Jean Lessard : du pianiste au chimiste

Jean Lessard
Jean Lessard
Photo : Université de Sherbrooke

Jean Lessard, sympathique chimiste à la retraite, est le genre d’homme passionné qui touche à tout et qui ne peut s’arrêter : après plus de 145 publications, 3 brevets et plusieurs bourses, prix et distinctions à son nom, il n’a pas fini d’impressionner!

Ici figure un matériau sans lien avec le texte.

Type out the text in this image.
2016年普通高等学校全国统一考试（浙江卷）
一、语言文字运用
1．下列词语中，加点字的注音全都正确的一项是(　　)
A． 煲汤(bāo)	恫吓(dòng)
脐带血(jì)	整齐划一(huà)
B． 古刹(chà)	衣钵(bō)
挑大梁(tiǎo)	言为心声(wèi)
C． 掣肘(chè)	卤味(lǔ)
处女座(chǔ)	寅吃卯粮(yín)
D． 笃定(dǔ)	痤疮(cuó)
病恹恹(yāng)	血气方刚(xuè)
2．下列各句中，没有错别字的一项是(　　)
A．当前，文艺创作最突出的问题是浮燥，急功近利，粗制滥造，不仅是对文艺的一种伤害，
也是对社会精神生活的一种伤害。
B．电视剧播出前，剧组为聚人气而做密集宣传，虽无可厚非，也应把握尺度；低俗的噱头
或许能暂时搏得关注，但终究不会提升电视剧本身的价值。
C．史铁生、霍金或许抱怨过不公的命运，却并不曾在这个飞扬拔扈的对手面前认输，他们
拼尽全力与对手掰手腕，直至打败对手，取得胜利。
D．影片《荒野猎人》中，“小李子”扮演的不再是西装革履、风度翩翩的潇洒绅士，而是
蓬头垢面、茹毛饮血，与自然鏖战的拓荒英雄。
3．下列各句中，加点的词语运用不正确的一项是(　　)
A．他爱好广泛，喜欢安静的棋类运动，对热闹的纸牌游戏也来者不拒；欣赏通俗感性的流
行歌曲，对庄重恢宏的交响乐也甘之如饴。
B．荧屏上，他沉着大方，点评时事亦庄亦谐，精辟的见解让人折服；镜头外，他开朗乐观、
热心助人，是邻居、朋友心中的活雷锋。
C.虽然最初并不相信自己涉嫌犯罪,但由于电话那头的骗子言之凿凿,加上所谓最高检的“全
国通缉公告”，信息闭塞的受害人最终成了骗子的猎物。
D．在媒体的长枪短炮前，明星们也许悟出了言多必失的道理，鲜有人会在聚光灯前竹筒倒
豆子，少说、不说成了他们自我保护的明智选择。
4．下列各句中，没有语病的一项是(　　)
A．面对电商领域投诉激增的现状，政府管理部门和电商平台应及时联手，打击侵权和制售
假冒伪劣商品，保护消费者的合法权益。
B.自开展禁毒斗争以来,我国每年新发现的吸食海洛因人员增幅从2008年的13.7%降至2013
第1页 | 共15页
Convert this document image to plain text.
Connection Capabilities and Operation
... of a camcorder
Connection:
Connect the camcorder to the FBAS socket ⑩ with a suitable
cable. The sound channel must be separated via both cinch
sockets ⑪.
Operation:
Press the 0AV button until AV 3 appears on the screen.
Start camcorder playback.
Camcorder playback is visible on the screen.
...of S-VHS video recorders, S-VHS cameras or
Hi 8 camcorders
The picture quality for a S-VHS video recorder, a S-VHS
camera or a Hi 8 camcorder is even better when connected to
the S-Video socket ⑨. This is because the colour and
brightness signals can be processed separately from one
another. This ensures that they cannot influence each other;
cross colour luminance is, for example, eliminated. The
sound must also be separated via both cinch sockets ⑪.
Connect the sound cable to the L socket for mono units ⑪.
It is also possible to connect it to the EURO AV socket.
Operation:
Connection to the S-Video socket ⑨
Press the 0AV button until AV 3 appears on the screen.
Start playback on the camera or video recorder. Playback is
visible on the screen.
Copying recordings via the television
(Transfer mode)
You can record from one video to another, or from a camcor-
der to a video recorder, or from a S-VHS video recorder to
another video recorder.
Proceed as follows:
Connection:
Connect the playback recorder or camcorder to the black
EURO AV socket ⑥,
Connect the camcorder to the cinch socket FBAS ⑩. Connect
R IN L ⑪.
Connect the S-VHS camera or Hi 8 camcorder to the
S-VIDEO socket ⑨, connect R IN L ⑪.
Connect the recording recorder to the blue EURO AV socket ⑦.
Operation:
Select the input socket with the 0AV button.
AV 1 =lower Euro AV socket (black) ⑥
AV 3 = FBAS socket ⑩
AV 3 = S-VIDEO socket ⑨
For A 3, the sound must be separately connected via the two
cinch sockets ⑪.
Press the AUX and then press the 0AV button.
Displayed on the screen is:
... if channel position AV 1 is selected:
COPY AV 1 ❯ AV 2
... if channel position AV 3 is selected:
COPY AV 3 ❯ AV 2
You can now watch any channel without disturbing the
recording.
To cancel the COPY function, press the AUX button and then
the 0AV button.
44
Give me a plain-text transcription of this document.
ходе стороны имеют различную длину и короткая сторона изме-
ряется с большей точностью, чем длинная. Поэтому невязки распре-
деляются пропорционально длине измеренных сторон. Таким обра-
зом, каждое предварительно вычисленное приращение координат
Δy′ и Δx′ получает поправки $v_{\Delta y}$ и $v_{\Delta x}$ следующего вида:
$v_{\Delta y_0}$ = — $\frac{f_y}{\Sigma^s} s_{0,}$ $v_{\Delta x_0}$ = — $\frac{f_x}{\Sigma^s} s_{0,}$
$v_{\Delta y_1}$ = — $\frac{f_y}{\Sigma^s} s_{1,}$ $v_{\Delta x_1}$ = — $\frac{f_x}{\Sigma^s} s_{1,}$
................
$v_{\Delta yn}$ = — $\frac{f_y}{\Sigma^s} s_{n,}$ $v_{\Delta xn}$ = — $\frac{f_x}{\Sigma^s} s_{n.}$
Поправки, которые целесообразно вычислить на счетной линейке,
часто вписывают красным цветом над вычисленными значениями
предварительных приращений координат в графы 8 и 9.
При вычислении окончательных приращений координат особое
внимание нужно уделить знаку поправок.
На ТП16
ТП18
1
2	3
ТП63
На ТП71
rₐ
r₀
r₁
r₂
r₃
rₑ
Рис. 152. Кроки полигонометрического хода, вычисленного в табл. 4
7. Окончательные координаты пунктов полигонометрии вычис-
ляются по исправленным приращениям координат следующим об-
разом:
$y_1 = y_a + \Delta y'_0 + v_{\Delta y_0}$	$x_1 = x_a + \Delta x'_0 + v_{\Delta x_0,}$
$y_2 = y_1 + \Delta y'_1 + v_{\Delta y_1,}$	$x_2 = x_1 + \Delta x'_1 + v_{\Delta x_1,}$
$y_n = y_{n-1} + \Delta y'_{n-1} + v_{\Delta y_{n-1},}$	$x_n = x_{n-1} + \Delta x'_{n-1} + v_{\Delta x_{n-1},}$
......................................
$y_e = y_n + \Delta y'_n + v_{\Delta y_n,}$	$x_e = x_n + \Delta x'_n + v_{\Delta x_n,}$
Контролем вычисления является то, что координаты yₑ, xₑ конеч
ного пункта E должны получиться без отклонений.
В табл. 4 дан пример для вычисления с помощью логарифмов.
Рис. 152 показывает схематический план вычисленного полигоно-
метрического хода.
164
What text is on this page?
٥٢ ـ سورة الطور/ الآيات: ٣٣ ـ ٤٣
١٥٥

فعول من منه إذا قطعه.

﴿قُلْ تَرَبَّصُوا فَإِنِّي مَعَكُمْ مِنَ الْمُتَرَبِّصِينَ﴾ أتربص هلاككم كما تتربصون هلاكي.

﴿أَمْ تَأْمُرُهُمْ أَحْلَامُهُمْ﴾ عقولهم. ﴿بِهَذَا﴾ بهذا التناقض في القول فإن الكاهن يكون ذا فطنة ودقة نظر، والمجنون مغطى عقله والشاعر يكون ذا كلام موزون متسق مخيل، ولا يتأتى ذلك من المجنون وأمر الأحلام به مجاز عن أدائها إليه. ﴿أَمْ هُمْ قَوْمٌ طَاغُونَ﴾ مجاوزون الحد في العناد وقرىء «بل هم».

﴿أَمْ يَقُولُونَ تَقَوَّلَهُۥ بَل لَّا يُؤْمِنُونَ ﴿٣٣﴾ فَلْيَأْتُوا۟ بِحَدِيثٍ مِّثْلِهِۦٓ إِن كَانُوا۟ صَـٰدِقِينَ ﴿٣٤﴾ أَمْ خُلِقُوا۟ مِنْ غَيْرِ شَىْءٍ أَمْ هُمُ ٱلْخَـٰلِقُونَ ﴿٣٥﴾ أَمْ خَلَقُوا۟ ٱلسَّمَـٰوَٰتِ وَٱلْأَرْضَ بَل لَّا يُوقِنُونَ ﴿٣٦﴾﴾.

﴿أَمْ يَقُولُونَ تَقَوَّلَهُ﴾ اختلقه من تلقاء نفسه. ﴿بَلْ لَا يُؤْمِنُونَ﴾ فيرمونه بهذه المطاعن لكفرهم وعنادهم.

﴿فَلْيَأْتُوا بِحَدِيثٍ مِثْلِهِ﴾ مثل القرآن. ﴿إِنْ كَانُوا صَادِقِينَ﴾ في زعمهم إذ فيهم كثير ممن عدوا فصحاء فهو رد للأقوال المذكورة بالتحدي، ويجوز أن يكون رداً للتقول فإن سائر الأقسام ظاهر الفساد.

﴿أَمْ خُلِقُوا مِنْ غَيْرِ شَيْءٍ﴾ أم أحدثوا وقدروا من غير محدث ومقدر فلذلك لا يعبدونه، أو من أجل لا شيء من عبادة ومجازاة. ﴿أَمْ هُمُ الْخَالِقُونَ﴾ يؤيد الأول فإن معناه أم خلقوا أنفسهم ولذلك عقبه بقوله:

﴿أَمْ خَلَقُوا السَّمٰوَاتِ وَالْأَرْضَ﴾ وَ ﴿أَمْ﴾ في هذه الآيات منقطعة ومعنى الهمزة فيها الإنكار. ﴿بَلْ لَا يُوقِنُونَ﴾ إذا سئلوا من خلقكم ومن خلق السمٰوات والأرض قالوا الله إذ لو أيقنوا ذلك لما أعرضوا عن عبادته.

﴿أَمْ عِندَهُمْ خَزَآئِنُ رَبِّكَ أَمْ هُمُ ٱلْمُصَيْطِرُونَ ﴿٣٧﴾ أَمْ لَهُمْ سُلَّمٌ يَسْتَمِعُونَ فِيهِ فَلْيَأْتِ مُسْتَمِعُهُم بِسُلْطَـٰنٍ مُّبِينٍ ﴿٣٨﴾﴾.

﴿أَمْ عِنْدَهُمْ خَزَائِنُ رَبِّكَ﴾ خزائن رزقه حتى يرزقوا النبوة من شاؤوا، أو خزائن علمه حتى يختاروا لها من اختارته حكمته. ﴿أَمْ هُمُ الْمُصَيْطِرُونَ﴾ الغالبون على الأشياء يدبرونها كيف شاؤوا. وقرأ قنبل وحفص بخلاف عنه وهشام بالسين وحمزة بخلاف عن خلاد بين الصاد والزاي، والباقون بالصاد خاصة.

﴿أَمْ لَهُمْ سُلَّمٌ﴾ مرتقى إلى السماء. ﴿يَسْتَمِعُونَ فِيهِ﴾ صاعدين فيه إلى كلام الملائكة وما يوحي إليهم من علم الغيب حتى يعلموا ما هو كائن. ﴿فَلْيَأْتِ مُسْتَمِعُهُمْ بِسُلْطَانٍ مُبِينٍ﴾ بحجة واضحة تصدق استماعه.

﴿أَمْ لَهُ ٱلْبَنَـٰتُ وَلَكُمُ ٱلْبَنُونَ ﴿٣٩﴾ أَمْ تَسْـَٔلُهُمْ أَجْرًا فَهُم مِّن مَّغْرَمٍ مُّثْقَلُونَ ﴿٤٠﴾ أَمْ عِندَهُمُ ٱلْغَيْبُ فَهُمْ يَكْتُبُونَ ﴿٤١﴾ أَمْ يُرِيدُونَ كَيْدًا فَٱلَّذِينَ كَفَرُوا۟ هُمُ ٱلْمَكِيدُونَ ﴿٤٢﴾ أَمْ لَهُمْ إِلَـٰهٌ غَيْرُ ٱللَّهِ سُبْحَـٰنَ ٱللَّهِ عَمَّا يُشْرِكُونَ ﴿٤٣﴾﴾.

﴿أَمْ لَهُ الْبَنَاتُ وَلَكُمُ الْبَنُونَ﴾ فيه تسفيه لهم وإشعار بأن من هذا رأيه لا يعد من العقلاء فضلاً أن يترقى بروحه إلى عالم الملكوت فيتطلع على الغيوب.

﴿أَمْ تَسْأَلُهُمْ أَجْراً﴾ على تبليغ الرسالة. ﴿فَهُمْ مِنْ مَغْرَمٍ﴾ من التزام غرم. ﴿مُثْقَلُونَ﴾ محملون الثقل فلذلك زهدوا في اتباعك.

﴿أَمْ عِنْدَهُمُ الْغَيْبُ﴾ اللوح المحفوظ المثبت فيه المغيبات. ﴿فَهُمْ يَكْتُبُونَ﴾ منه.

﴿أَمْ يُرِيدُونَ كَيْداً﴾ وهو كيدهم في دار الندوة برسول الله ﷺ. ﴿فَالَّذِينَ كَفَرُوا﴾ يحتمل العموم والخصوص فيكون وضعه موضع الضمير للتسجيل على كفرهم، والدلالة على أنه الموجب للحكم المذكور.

Passionné de musique, Jean Lessard jouait du piano dans sa jeunesse, jusqu’à ce qu’un bémol le freine dans son ardeur : un fâcheux accident à la main le poussa à mettre de côté son instrument et à choisir une autre carrière. Heureusement qu’il s’intéressait à tout! Au départ, c’était la philosophie, mais il ne voulait pas enseigner; ensuite, les mathématiques, mais le baccalauréat durait 5 ans; enfin, la chimie, qui a été choisie sur un coup de tête. Monsieur Lessard se décrit lui-même comme «un type qui prend des décisions rapides et sans trop réfléchir». D’ailleurs, pendant tout son baccalauréat, il détestait la chimie organique, mais quelle ne fut pas sa surprise et celle de ses professeurs lorsqu’il a changé de perception du tout au tout et a décidé de poursuivre son doctorat non pas en chimie physique, mais en chimie organique!

Changements radicaux...

Alors qu’il accomplissait son postdoctorat en Angleterre, Jean Lessard s’est fait approcher pour travailler au Conseil national des recherches du Canada (CNRC) à Ottawa où il a travaillé comme chercheur indépendant de 1967 à 1969. À l’époque, le chercheur affectionnait particulièrement une chimie très instable appelée chimie radicalaire. Son principe découle du fait que les radicaux possèdent un électron célibataire qui recherche un partenaire afin de créer l’accord parfait : une réaction organique! Il a développé plusieurs réactions à très haut rendement et a su démontrer qu’une structure particulière que possèdent certains radicaux était plus stable qu’une autre.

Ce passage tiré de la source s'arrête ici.